そして、市街の上にやって来たベルは。
アイズと訓練することになった。
「起きろベル」
「……むにゃ…。あれ王様?こんな早くにどうしました?」
まだ夜明けが始まってない時間。僕は王様に起こされた。
「さっさと支度をしろ。ダンジョンに行く前にせねばならん」
「ふぁい。ちょっと待ってて下さい…」
僕は今だ覚醒してない頭で着替え、王様と一緒にホームを後にした。
そうして、いつも行っているバベルとは反対側、都市をぐるりと囲っている市街の上にやって来た。
「王様、いったいここになんの……。えっ!?」
「おはよう?」
「ふん、雑種が。後は貴様の仕事だ」
黄金の髪をたなびかせ、その二つの瞳と目が合った瞬間、頭が真っ白になった。
……なんで、アイズさんがここにっ!?
固まった僕を、金髪の二人は首を傾げて見ていたが、僕はその二人にゆっくりと背を向けた。
そして直後、元来た道に向かって全力疾走を開始した。
「……何処へ行く気だベルよ」
「グェッ!?」
が、逃げ出そうとした僕の首根っこを王様が掴み、僕はカエルが潰されたときの鳴き声を出して、その場で止められた。
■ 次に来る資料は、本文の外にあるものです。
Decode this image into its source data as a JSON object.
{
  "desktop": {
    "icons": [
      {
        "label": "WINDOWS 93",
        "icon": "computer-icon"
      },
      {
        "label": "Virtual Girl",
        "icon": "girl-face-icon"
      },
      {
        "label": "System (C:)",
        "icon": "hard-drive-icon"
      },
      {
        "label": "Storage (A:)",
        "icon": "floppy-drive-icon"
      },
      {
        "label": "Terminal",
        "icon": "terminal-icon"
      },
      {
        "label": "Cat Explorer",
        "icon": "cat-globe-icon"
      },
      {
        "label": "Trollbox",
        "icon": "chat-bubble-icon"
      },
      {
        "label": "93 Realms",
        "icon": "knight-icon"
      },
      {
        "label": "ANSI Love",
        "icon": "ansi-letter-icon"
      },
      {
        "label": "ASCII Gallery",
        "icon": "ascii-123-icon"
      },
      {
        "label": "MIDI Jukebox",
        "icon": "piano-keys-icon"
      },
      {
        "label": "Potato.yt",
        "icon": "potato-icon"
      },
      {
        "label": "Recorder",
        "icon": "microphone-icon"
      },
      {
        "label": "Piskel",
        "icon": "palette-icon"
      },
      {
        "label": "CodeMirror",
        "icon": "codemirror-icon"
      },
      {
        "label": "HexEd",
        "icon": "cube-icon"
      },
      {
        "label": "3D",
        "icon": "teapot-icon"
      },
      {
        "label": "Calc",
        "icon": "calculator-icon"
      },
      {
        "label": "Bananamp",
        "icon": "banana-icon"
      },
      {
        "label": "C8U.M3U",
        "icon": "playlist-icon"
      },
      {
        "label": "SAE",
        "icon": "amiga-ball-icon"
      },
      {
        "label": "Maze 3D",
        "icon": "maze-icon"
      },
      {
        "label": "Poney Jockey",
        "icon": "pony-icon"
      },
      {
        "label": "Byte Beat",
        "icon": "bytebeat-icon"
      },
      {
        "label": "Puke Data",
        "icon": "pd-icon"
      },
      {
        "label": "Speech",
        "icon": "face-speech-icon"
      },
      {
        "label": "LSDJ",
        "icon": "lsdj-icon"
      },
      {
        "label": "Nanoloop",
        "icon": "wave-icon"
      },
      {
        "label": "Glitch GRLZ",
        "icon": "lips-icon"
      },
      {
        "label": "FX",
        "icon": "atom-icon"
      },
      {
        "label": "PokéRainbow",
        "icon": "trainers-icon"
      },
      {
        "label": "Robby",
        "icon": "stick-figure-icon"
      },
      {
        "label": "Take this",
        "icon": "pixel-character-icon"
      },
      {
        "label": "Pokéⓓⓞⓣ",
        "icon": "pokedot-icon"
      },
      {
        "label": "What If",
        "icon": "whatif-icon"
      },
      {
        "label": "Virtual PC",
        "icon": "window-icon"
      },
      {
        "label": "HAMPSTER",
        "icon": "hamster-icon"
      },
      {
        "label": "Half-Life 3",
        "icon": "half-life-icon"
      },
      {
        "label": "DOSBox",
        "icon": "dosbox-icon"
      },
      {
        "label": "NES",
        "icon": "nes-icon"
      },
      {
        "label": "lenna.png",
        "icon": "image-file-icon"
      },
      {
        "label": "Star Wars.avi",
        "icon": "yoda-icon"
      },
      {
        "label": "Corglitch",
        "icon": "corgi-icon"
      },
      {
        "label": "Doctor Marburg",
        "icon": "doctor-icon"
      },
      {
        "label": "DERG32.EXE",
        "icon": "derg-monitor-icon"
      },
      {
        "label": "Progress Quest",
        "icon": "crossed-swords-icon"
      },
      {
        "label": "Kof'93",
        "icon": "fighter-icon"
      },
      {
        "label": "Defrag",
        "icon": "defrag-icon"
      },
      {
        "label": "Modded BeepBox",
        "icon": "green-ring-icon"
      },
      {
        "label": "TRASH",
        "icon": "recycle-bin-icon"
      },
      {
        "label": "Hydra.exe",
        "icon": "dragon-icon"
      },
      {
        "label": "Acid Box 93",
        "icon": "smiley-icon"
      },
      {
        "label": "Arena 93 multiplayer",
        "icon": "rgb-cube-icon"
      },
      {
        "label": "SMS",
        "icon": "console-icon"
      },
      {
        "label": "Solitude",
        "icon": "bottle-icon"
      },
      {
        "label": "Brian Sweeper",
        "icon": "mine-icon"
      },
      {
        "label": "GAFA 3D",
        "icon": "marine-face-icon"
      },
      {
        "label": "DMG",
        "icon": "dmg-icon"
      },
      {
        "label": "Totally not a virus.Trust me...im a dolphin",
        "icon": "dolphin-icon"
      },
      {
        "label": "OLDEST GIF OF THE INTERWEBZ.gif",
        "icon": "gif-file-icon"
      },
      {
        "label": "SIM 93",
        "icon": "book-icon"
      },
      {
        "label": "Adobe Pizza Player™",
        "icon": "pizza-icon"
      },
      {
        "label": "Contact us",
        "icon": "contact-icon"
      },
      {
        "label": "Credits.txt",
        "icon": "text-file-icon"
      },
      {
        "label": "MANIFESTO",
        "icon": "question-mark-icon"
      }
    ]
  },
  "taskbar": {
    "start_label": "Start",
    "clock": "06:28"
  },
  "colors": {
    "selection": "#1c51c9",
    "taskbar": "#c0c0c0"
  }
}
アイズさんはその様子を見て、大丈夫?と首を傾げていたが、全然大丈夫じゃないです!
「ええっ!?なんで、どうして、…ええっ!?」
「朝から元気なやつだ…。それだけあれば問題あるまい」
「今日から、少しの間だけ、闘い方を教えるの」
僕の疑問に答えたのはアイズさんだった。いや、聞いてないですよ、王様!
「いやいや、無理ですって王様!?」
「何を狼狽えておる、貴様にとっては願ってもないことだろう?」
そうですけれどっ!でも、心の準備が…。
しかし、いつまでも狼狽えている僕を見て、アイズさんは逆に落ち込んでいた。
「嫌なの?」
「い、嫌じゃないですっ!嫌じゃないんですけど…」
こんな弱い僕の為に、アイズさんが師事するなんて本当によいのだろうか…。
僕が一人悩んでいると、王様がちっと、舌打ちをした。
「いつまでもうじうじ悩むでない、たわけ。王足る我の決定だ、貴様らの言い分等どうでもよい!」
王様の剣幕に何も言えなくなり、僕はアイズさんと訓練することになった。
……でも王様、ありがとうございます!
内心で王様に感謝して。
ーーーーーー
「グェッ!?」
闘い方を教授することになった矢先、アイズの蹴りによってベルは吹っ飛んだ。
その体は、地面を擦りながら勢いを落としある程度進んだ所で止まった。しかし、ベルは意識を落としのか、ピクリとも動かなかった。
「……雑種、そんなに貴様死にたいのか?」
「……!?」
先の路地裏の時と同じ様に、ギルは背後に槍を出現させた。アイズはそれを首を勢いよく横に振って否定した。
「たわけぇ!いきなりベルを蹴りよって、何が違うかっ!」
「ま、待って!今のは、始めてで、その…」
アイズも初めて闘い方を教えるため、何をどうしていいか分からず、ベルの獲物がナイフと知り、とりあえず体術の見本を見せようとした。
が、慣れないことをしたためか、近くにいたベルを蹴り飛ばしてしまった。
「次は、大丈夫、…?」
「貴様もしや、我をおちょくっているのか?」
首を傾げての頼りない言い分に、ギルは頬をひくつかせ今にも射出させようかと思った。
「う~ん?」
「起きたかベルよ?」
「……ごめんね、大丈夫?」
が、ベルが起きたためとりあえず見逃した。次やったら確実に仕留めると、心の中で決めて。
その後はギルの提案により、アイズとベルが闘う形式で教えることに落ち着いた。